Nel luglio 2017 il governo del premier libanese Saad al-Hariri ha così lanciato un’offensiva nei pressi della città di Juroud Arsal, una zona situata al confine con la Siria, che per la sua posizione in un’area montuosa, è stata utilizzata come base da diversi gruppi attivi nel conflitto siriano, tra cui l’Isis e il fronte Al-Nusra.
Le operazioni, che hanno coinvolto anche Hezbollah, si sono poi concluse quando è entrato in vigore un cessate il fuoco tra le forze libanesi e i miliziani islamisti sunniti. In quest’area sono stati successivamente ritrovati i corpi di otto soldati di Beirut rapiti dal sedicente Stato Islamico nel 2014.
La tregua alle ostilità era stata accettata dal governo libanese proprio per permettere la liberazione o il ritrovamento dei militari. Questo accordo è stato negoziato tra il gruppo di ispirazione sciita Hezbollah e i miliziani sunniti legati all’Isis.
Accettato anche dall’Iran e avallato dal governo di Damasco, la tregua è stata allargata all’intera zona del sud ovest della Siria e prevede inoltre che i combattenti del sedicente Stato Islamico rimasti circondati dai propri nemici possano raggiungere in sicurezza, insieme alle loro famiglie, le zone ancora controllate dall’Isis.

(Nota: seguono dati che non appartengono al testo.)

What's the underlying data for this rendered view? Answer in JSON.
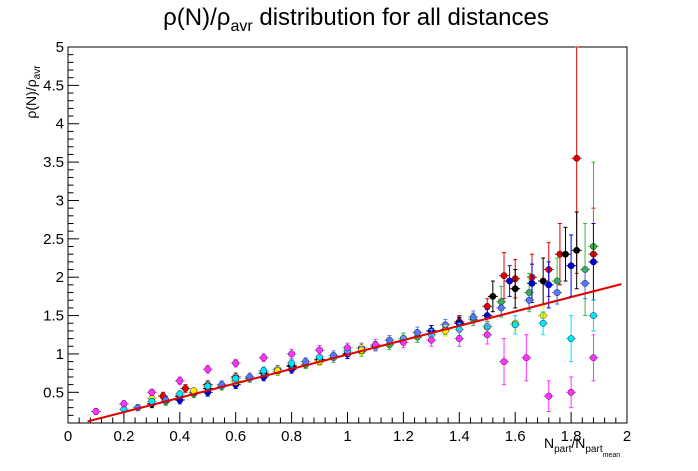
{
  "chart_data": {
    "type": "scatter",
    "title": {
      "main": "ρ(N)/ρ",
      "sub": "avr",
      "rest": " distribution for all distances"
    },
    "xlabel": {
      "main": "N",
      "sub1": "part",
      "slash": "/N",
      "sub2": "part",
      "subsub": "mean"
    },
    "ylabel": {
      "main": "ρ(N)/ρ",
      "sub": "avr"
    },
    "xlim": [
      0,
      2
    ],
    "ylim": [
      0.1,
      5
    ],
    "x_ticks": [
      "0",
      "0.2",
      "0.4",
      "0.6",
      "0.8",
      "1",
      "1.2",
      "1.4",
      "1.6",
      "1.8",
      "2"
    ],
    "y_ticks": [
      "0.5",
      "1",
      "1.5",
      "2",
      "2.5",
      "3",
      "3.5",
      "4",
      "4.5",
      "5"
    ],
    "fit_line": {
      "color": "#e00000",
      "x": [
        0.07,
        1.98
      ],
      "y": [
        0.12,
        1.91
      ]
    },
    "series": [
      {
        "color": "#e00000",
        "x": [
          0.34,
          0.42,
          0.5,
          0.6,
          0.7,
          0.8,
          0.9,
          1.0,
          1.1,
          1.2,
          1.3,
          1.4,
          1.5,
          1.56,
          1.6,
          1.66,
          1.72,
          1.76,
          1.82,
          1.88
        ],
        "y": [
          0.45,
          0.55,
          0.6,
          0.7,
          0.78,
          0.85,
          0.92,
          1.0,
          1.1,
          1.2,
          1.3,
          1.42,
          1.62,
          2.02,
          1.98,
          2.0,
          2.1,
          2.3,
          3.55,
          2.3
        ],
        "err": [
          0.05,
          0.05,
          0.05,
          0.05,
          0.05,
          0.05,
          0.06,
          0.06,
          0.06,
          0.07,
          0.07,
          0.08,
          0.1,
          0.3,
          0.25,
          0.3,
          0.35,
          0.4,
          1.5,
          0.6
        ]
      },
      {
        "color": "#000000",
        "x": [
          0.3,
          0.4,
          0.5,
          0.6,
          0.7,
          0.8,
          0.9,
          1.0,
          1.1,
          1.2,
          1.3,
          1.4,
          1.52,
          1.6,
          1.7,
          1.78,
          1.82
        ],
        "y": [
          0.35,
          0.45,
          0.55,
          0.65,
          0.75,
          0.84,
          0.93,
          1.0,
          1.1,
          1.2,
          1.3,
          1.4,
          1.75,
          1.85,
          1.95,
          2.3,
          2.35
        ],
        "err": [
          0.05,
          0.05,
          0.05,
          0.05,
          0.05,
          0.05,
          0.06,
          0.06,
          0.06,
          0.07,
          0.07,
          0.08,
          0.2,
          0.25,
          0.3,
          0.35,
          0.5
        ]
      },
      {
        "color": "#33bb33",
        "x": [
          0.35,
          0.45,
          0.55,
          0.65,
          0.75,
          0.85,
          0.95,
          1.05,
          1.15,
          1.25,
          1.35,
          1.45,
          1.55,
          1.65,
          1.75,
          1.85,
          1.88
        ],
        "y": [
          0.38,
          0.48,
          0.58,
          0.68,
          0.77,
          0.86,
          0.95,
          1.03,
          1.12,
          1.22,
          1.32,
          1.45,
          1.68,
          1.8,
          1.95,
          2.1,
          2.4
        ],
        "err": [
          0.05,
          0.05,
          0.05,
          0.05,
          0.05,
          0.05,
          0.06,
          0.06,
          0.06,
          0.07,
          0.07,
          0.08,
          0.2,
          0.25,
          0.3,
          0.6,
          1.1
        ]
      },
      {
        "color": "#0000dd",
        "x": [
          0.4,
          0.5,
          0.6,
          0.7,
          0.8,
          0.9,
          1.0,
          1.1,
          1.2,
          1.3,
          1.4,
          1.5,
          1.58,
          1.66,
          1.72,
          1.8,
          1.88
        ],
        "y": [
          0.4,
          0.5,
          0.6,
          0.7,
          0.8,
          0.9,
          1.0,
          1.1,
          1.2,
          1.3,
          1.4,
          1.5,
          1.95,
          1.92,
          1.9,
          2.15,
          2.2
        ],
        "err": [
          0.05,
          0.05,
          0.05,
          0.05,
          0.05,
          0.05,
          0.06,
          0.06,
          0.06,
          0.07,
          0.07,
          0.08,
          0.2,
          0.25,
          0.3,
          0.4,
          0.5
        ]
      },
      {
        "color": "#5577ff",
        "x": [
          0.25,
          0.35,
          0.45,
          0.55,
          0.65,
          0.75,
          0.85,
          0.95,
          1.05,
          1.15,
          1.25,
          1.35,
          1.45,
          1.55,
          1.65,
          1.75,
          1.85
        ],
        "y": [
          0.3,
          0.4,
          0.5,
          0.6,
          0.7,
          0.8,
          0.9,
          0.98,
          1.08,
          1.18,
          1.28,
          1.38,
          1.48,
          1.6,
          1.7,
          1.8,
          1.92
        ],
        "err": [
          0.04,
          0.04,
          0.04,
          0.05,
          0.05,
          0.05,
          0.05,
          0.06,
          0.06,
          0.06,
          0.07,
          0.07,
          0.08,
          0.1,
          0.12,
          0.15,
          0.2
        ]
      },
      {
        "color": "#ffee00",
        "x": [
          0.3,
          0.45,
          0.6,
          0.75,
          0.9,
          1.05,
          1.2,
          1.35,
          1.5,
          1.6,
          1.7
        ],
        "y": [
          0.42,
          0.52,
          0.65,
          0.78,
          0.9,
          1.05,
          1.2,
          1.3,
          1.35,
          1.4,
          1.5
        ],
        "err": [
          0.04,
          0.04,
          0.05,
          0.05,
          0.05,
          0.06,
          0.06,
          0.07,
          0.08,
          0.1,
          0.12
        ]
      },
      {
        "color": "#00e5ff",
        "x": [
          0.2,
          0.3,
          0.4,
          0.5,
          0.6,
          0.7,
          0.8,
          0.9,
          1.0,
          1.1,
          1.2,
          1.3,
          1.4,
          1.5,
          1.6,
          1.7,
          1.8,
          1.88
        ],
        "y": [
          0.28,
          0.38,
          0.48,
          0.58,
          0.68,
          0.78,
          0.88,
          0.96,
          1.04,
          1.1,
          1.2,
          1.25,
          1.32,
          1.36,
          1.38,
          1.4,
          1.2,
          1.5
        ],
        "err": [
          0.04,
          0.04,
          0.04,
          0.05,
          0.05,
          0.05,
          0.05,
          0.06,
          0.06,
          0.06,
          0.07,
          0.07,
          0.08,
          0.1,
          0.12,
          0.15,
          0.3,
          0.2
        ]
      },
      {
        "color": "#ff33ff",
        "x": [
          0.1,
          0.2,
          0.3,
          0.4,
          0.5,
          0.6,
          0.7,
          0.8,
          0.9,
          1.0,
          1.1,
          1.2,
          1.3,
          1.4,
          1.5,
          1.56,
          1.64,
          1.72,
          1.8,
          1.88
        ],
        "y": [
          0.25,
          0.35,
          0.5,
          0.65,
          0.8,
          0.88,
          0.95,
          1.0,
          1.05,
          1.08,
          1.12,
          1.15,
          1.18,
          1.2,
          1.25,
          0.9,
          0.95,
          0.45,
          0.5,
          0.95
        ],
        "err": [
          0.04,
          0.04,
          0.04,
          0.05,
          0.05,
          0.05,
          0.05,
          0.06,
          0.06,
          0.06,
          0.07,
          0.07,
          0.08,
          0.1,
          0.12,
          0.3,
          0.3,
          0.2,
          0.2,
          0.3
        ]
      }
    ]
  }
}
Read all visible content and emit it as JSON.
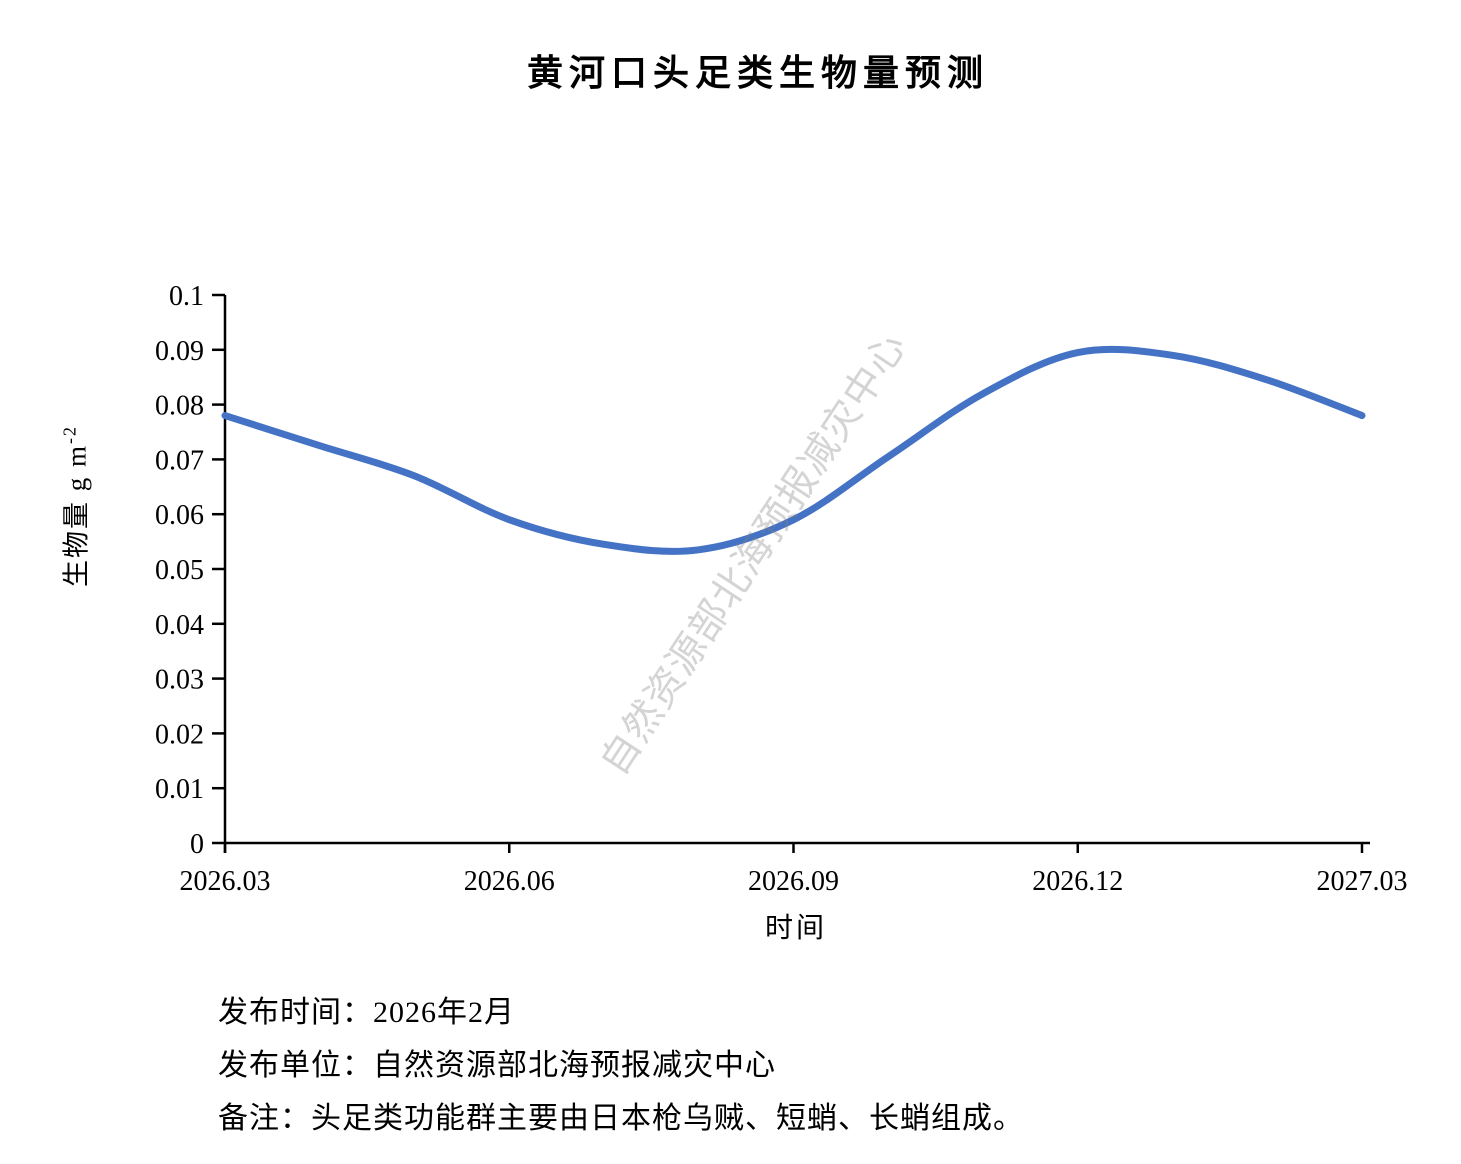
{
  "title": "黄河口头足类生物量预测",
  "watermark": "自然资源部北海预报减灾中心",
  "y_axis_title": {
    "text": "生物量 g m",
    "sup": "-2"
  },
  "x_axis_title": "时间",
  "footer": {
    "release_date": "发布时间：2026年2月",
    "release_org": "发布单位：自然资源部北海预报减灾中心",
    "note": "备注：头足类功能群主要由日本枪乌贼、短蛸、长蛸组成。"
  },
  "colors": {
    "line": "#4472C4",
    "axis": "#000000",
    "text": "#000000",
    "watermark_gray": "#d5d5d5"
  },
  "chart_data": {
    "type": "line",
    "title": "黄河口头足类生物量预测",
    "xlabel": "时间",
    "ylabel": "生物量 g m-2",
    "x": [
      "2026.03",
      "2026.04",
      "2026.05",
      "2026.06",
      "2026.07",
      "2026.08",
      "2026.09",
      "2026.10",
      "2026.11",
      "2026.12",
      "2027.01",
      "2027.02",
      "2027.03"
    ],
    "values": [
      0.078,
      0.0725,
      0.067,
      0.059,
      0.0545,
      0.0535,
      0.059,
      0.0705,
      0.082,
      0.0895,
      0.089,
      0.0845,
      0.078
    ],
    "ylim": [
      0,
      0.1
    ],
    "y_tick_step": 0.01,
    "y_tick_labels": [
      "0",
      "0.01",
      "0.02",
      "0.03",
      "0.04",
      "0.05",
      "0.06",
      "0.07",
      "0.08",
      "0.09",
      "0.1"
    ],
    "x_axis_tick_labels": [
      "2026.03",
      "2026.06",
      "2026.09",
      "2026.12",
      "2027.03"
    ],
    "grid": false,
    "legend": "none",
    "smooth": true
  }
}
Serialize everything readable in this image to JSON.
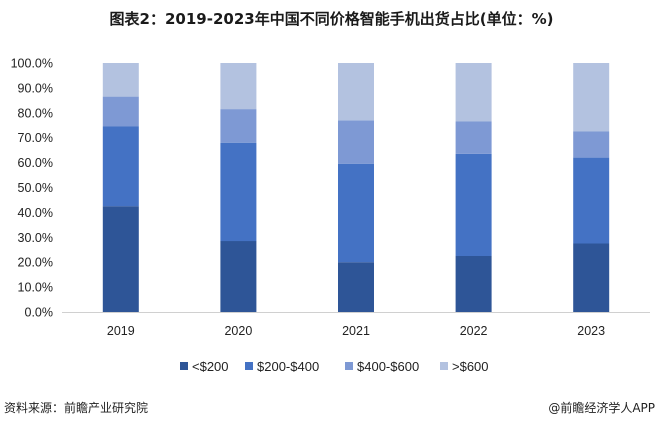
{
  "title": "图表2：2019-2023年中国不同价格智能手机出货占比(单位：%)",
  "source_left": "资料来源：前瞻产业研究院",
  "source_right": "@前瞻经济学人APP",
  "chart_data": {
    "type": "bar",
    "stacked": true,
    "categories": [
      "2019",
      "2020",
      "2021",
      "2022",
      "2023"
    ],
    "y_ticks": [
      "0.0%",
      "10.0%",
      "20.0%",
      "30.0%",
      "40.0%",
      "50.0%",
      "60.0%",
      "70.0%",
      "80.0%",
      "90.0%",
      "100.0%"
    ],
    "ylim": [
      0,
      100
    ],
    "grid": false,
    "legend_position": "bottom",
    "series": [
      {
        "name": "<$200",
        "color": "#2e5597",
        "values": [
          42.5,
          28.5,
          20.0,
          22.5,
          27.5
        ]
      },
      {
        "name": "$200-$400",
        "color": "#4472c4",
        "values": [
          32.0,
          39.5,
          39.5,
          41.0,
          34.5
        ]
      },
      {
        "name": "$400-$600",
        "color": "#7e99d4",
        "values": [
          12.0,
          13.5,
          17.5,
          13.0,
          10.5
        ]
      },
      {
        "name": ">$600",
        "color": "#b3c2e0",
        "values": [
          13.5,
          18.5,
          23.0,
          23.5,
          27.5
        ]
      }
    ]
  }
}
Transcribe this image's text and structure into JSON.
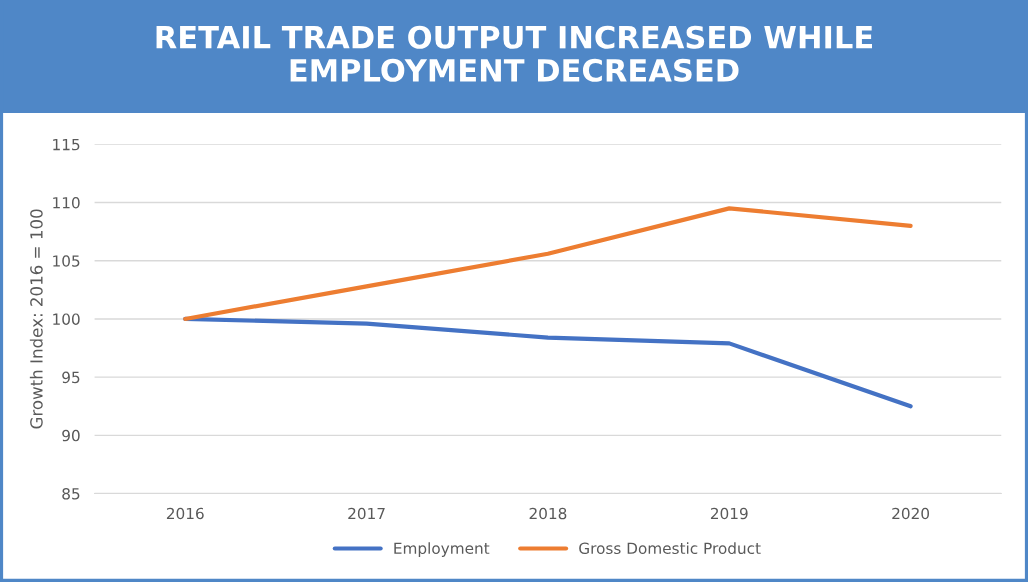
{
  "chart_data": {
    "type": "line",
    "title": "RETAIL TRADE OUTPUT INCREASED WHILE\nEMPLOYMENT DECREASED",
    "ylabel": "Growth Index: 2016 = 100",
    "categories": [
      "2016",
      "2017",
      "2018",
      "2019",
      "2020"
    ],
    "series": [
      {
        "name": "Employment",
        "color": "#4472c4",
        "values": [
          100,
          99.6,
          98.4,
          97.9,
          92.5
        ]
      },
      {
        "name": "Gross Domestic Product",
        "color": "#ed7d31",
        "values": [
          100,
          102.8,
          105.6,
          109.5,
          108.0
        ]
      }
    ],
    "ylim": [
      85,
      115
    ],
    "yticks": [
      85,
      90,
      95,
      100,
      105,
      110,
      115
    ],
    "grid": "y",
    "legend": "bottom",
    "marker": "none",
    "line_style": "solid"
  }
}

Un accordo che non è piaciuto agli Stati Uniti e agli altri membri della coalizione internazionale che combatte contro i miliziani di al-Baghdadi. “Trasferire i terroristi da un posto all’altro, affinché qualcun altro possa affrontarli, non è una soluzione duratura”, si può leggere nel comunicato rilasciato dal comando della coalizione.
Secondo l’accordo accettato dal regime di Damasco, almeno 300 combattenti, definiti “esperti” da fonti militari statunitensi, dovrebbero essere trasferiti nei territori ancora nelle mani dell’Isis situati al confine con l’Iraq.
Ma i raid aerei della coalizione occidentale stanno per il momento impedendo l’attuazione di questo accordo e bloccando il convoglio dei miliziani islamisti nel deserto. Il comando militare a guida statunitense ha fatto sapere di non aver bersagliato direttamente i pullman perché a bordo è stata segnalata la presenza di donne e bambini, componenti delle famiglie dei terroristi in fuga.